# recommendation on aquarium test kit?



## jamal6008 (Apr 22, 2014)

Hi

I have a beginner's aquarium test kit that I have been using for a long time now. The problem with them is that it is really hard to tell the exact level due to the large gaps such as 0-0.25 ppm for ammonia or 0-5 ppm for nitrates.

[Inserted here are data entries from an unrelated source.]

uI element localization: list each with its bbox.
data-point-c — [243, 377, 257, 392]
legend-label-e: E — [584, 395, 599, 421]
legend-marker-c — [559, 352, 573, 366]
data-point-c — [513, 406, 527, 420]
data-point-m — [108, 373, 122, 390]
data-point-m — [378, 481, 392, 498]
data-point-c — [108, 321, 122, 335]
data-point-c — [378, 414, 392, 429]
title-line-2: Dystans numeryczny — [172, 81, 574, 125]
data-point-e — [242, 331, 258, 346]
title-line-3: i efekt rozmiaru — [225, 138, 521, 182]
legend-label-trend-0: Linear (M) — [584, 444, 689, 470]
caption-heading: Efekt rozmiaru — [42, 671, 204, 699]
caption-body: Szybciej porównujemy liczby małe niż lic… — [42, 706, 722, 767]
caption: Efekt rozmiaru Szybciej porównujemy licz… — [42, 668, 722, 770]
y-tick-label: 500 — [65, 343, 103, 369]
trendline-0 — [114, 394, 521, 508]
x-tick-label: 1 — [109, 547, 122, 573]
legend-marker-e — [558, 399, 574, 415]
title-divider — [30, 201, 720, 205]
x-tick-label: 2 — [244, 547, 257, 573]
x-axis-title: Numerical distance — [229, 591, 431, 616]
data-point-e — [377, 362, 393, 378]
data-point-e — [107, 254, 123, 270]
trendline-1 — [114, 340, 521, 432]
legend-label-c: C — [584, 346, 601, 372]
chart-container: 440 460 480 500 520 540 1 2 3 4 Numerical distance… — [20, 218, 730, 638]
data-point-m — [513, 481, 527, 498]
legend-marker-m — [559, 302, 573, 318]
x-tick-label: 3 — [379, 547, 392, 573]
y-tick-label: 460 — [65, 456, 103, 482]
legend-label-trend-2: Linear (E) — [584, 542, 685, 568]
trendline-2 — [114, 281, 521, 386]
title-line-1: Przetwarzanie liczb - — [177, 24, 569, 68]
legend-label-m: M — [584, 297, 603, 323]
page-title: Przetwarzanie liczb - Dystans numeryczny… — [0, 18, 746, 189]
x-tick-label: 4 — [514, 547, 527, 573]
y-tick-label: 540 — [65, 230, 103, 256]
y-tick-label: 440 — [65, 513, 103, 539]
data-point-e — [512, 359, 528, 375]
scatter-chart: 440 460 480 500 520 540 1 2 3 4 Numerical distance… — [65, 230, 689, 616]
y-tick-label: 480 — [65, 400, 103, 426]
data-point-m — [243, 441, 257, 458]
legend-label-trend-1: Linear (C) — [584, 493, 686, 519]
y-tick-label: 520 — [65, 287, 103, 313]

I am looking to buy a new test kit that shows ammonia and nitrate levels accurately without having big gaps such as this. I have been looking at Salifert kits. Has anyone used them or anything better?


----------



## Emmh (May 13, 2014)

API Master Test Kit is what I use it's great


----------



## jamal6008 (Apr 22, 2014)

I already am using that. Its a good kit but I don't like the fact that it only tells me the level in 0.25 ppm intervals for ammonia and 5 ppm interval for nitrate. I would like to know the levels a bit more accurately for example 0.1 ppm for ammonia. Any other recommendations?


----------



## jamal6008 (Apr 22, 2014)

I have ordered Seachem MultiTest Ammonia kit. It is rated highly than API test kit and measures both NH3 and NH4 levels. The result chart gives you flexibility to see the ammonia levels of less than 0.25 ppm. I shall post a review once I have tested this kit.


----------